Toshiba has regained its form of late, so we were excited to see this affordable set in our testing rooms.
In ergonomic terms, the Toshiba 32RL953B is not the slickest, with the TV programme guide looking a bit dated (there’s no picture-in-picture, for instance).
It’s better to download the free Toshiba TV Remote app if you’ve got a smartphone, as it’s quick to respond and a lot easier to move around the screen using the Flick mode.
Toshiba 32RL953B: Picture quality
As for the picture, first impressions are promising: it’s clear and decently detailed, with minimal noise. The edges of objects and outlines of people are sharply defined, too – much more so than Panasonic TX-L32ET5B, but with less refinement than the crisp Samsung UE32ES6800.
Contrast is a touch too strong, though, with deep uniform blacks sitting rather abruptly next to bright whites.
Unfortunately, the Blu-ray of Mission: Impossible – Ghost Protocol does show up the limitations of this set, mostly with the way the pools of deep black are too uniform in shadows, swallowing up finer detail and subtle tonal variations.
The overdone sharpness of the 32RL953 means that its sense of perspective is slightly compromised too. We also suggest turning down the backlight to decrease the glare from unsubtle whites.
The colour palette is bright and bold, and we had to dial down the colour levels a bit to get a more natural tone.
Placed next to more competent screens – such as the Panasonics TX-L32E5B and the Samsung UE32ES5500 – the scenes in the upscaled DVD of Death at a Funeral seem like bright blocks of colour with little subtlety in shading.
As with previous Toshiba screens, we found that it fares a lot better in brighter scenes, especially those in natural sunlight.
Toshiba 32RL953B: Smart TV apps
We streamed the Indianapolis MotoGP race on BBC iPlayer and it looked clear and crisp, with the contrast and colour having a much better balance, and the sharp edges lending themselves nicely to the edges of the track.
Few TVs would win accolades based on their sound quality but even then the Toshiba is an underwhelming affair, being rather hard on the ears.
It offers Voice Enhancement and Dynamic Bass Boost, but we find that turning these options on makes the sound even harsher and more artificial.
This Toshiba isn’t a 3D TV. But it’s great to see that it’s still packed with plenty of smart features despite its sub-£400 price tag.
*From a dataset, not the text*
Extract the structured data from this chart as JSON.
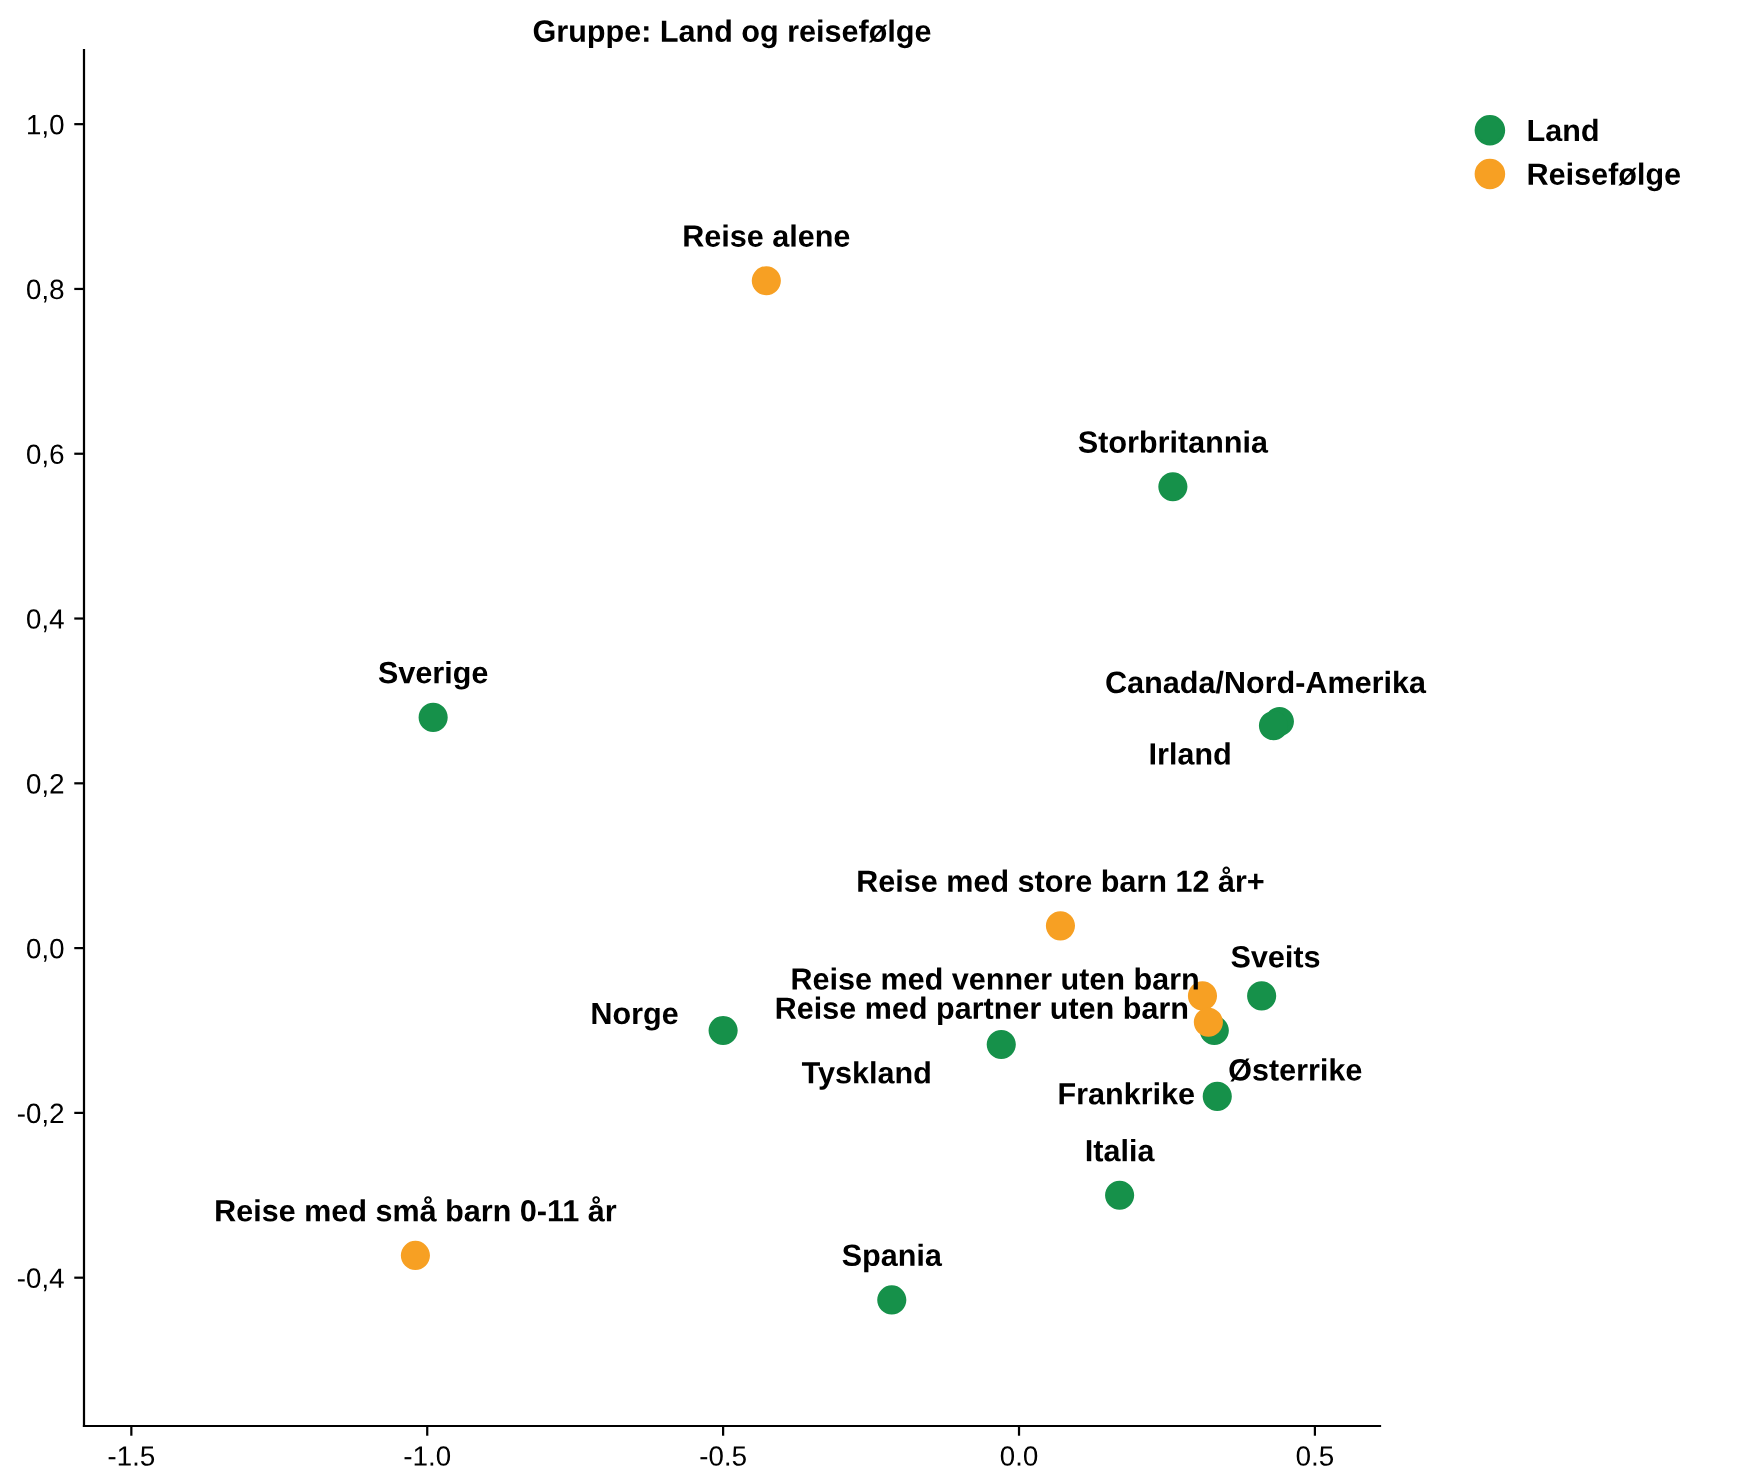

Along with Freeview HD, you can stream TV shows and films via a host of on-demand video services.
There are also plenty of news, entertainment and games apps to download from the Toshiba Places portal, and you also can access your photos, videos and music files stored on a USB drive too.
Toshiba 32RL953B: VerdictToshiba has some catching up to do if it wants to be a strong contender in this area. While we admire its determination to include full smart features at such an affordable price, the overall performance fails to impress – a shame, given the company’s recent First Test successes.